What if we want the Length
/Width
as column names instead, and Petal/Sepal
get lumped into a part
column:
Via pd.melt
out = df.melt(id_vars = 'Species')
arr = out.variable.str.split('.')
(out
.assign(part = arr.str[0],
dimension = arr.str[1])
.pivot(['Species', 'part'], 'dimension', 'value')
.rename_axis(columns = None)
.reset_index()
)
Species part Length Width
0 setosa Petal 1.4 0.2
1 setosa Sepal 5.1 3.5
2 virginica Petal 5.1 1.8
3 virginica Sepal 5.9 3.0
Via pd.stack:
out = df.set_index('Species')
out.columns = out.columns.str.split('.', expand = True)

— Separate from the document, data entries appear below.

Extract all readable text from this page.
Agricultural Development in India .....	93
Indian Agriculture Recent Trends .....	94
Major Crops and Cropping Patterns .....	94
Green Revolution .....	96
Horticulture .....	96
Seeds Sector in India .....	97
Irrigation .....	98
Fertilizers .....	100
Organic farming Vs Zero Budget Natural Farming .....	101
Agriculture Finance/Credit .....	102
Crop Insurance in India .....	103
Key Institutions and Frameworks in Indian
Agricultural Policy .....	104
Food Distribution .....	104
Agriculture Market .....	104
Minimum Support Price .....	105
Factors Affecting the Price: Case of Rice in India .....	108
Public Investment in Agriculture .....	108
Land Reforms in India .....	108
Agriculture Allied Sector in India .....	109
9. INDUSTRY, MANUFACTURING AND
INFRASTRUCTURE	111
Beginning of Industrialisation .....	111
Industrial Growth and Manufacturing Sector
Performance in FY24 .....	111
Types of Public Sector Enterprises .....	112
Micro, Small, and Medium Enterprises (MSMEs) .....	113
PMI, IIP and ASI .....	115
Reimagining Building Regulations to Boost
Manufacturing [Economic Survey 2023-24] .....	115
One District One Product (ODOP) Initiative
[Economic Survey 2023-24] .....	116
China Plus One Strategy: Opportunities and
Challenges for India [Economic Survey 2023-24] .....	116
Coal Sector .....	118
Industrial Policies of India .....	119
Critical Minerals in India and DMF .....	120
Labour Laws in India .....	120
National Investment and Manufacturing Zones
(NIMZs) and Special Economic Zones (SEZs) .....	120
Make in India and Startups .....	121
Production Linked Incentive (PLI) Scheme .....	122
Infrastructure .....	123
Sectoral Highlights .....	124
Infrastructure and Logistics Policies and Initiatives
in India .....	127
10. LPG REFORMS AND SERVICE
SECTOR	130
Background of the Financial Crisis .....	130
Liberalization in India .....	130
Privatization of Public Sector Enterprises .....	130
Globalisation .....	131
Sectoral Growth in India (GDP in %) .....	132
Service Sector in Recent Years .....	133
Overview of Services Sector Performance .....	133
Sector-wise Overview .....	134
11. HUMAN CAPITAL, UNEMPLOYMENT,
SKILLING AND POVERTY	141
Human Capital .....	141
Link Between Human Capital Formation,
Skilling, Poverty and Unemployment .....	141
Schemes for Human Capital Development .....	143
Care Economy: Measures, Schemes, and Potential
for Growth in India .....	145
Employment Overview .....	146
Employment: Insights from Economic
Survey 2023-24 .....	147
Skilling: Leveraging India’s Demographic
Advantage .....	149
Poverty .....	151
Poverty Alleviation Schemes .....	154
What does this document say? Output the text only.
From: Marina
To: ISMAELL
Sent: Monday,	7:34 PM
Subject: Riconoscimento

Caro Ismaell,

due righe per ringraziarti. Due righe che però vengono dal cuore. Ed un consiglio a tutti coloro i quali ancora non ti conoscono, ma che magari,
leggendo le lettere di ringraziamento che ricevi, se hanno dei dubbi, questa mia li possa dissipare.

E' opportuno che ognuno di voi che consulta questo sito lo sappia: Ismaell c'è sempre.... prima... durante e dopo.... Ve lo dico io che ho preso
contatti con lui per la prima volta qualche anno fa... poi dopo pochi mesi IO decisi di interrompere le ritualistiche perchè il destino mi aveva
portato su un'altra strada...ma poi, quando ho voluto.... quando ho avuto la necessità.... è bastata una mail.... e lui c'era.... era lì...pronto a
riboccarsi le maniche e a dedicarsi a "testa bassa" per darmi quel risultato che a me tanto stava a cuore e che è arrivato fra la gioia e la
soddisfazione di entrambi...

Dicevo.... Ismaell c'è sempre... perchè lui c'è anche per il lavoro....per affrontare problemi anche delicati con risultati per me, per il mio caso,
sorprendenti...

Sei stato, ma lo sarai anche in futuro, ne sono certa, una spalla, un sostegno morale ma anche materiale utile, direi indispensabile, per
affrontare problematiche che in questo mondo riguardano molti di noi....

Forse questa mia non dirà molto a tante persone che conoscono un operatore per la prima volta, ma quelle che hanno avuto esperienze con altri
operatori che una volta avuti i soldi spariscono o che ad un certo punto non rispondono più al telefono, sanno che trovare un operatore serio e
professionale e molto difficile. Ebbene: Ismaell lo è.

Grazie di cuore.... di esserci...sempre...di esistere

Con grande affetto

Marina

out.columns.names = ['part', None]
out.stack('part').reset_index()
Species part Length Width
0 setosa Petal 1.4 0.2
1 setosa Sepal 5.1 3.5
2 virginica Petal 5.1 1.8
3 virginica Sepal 5.9 3.0
Via pd.wide_to_long - First, we need to reorder the columns, such that Length
/Width
are at the front:
out = df.set_index('Species')
out.columns = out.columns.str.split('.').str[::-1].str.join('.')
(pd
.wide_to_long(
out.reset_index(),
stubnames=['Length', 'Width'],
i = 'Species',
j = 'part',
sep='.',
suffix='.+')
.reset_index()
)
Species part Length Width
0 setosa Sepal 5.1 3.5
1 virginica Sepal 5.9 3.0
2 setosa Petal 1.4 0.2
3 virginica Petal 5.1 1.8
Via pivot_longer:
df.pivot_longer(index = 'Species',
names_to = ('part', '.value'),
names_sep = '.')
Species part Length Width
0 setosa Sepal 5.1 3.5
1 virginica Sepal 5.9 3.0
2 setosa Petal 1.4 0.2
3 virginica Petal 5.1 1.8
Notice that we did not have to do any column reordering (there are scenarios where column reordering is unavoidable), the function simply paired .value
with whatever the split from names_sep
gave and outputted the reshaped dataframe. You can even use multiple .value
where applicable. Let's revisit an earlier dataframe:
df = pd.DataFrame({'x_1_mean': [10],
'x_2_mean': [20],
'y_1_mean': [30],
'y_2_mean': [40],
'unit': [50]})
df
x_1_mean x_2_mean y_1_mean y_2_mean unit
0 10 20 30 40 50
df.pivot_longer(index = 'unit',
names_to = ('.value', '.value'),
names_pattern = r"(.).+(mean)")
unit xmean ymean
0 50 10 30
1 50 20 40
It is all about seeing the patterns and taking advantage of them. pivot_longer
just offers efficient and performant abstractions over common reshaping scenarios - under the hood it is just Pandas, NumPy, and Python.
Hopefully, the various answers point you in the right direction when you need to reshape from wide to long.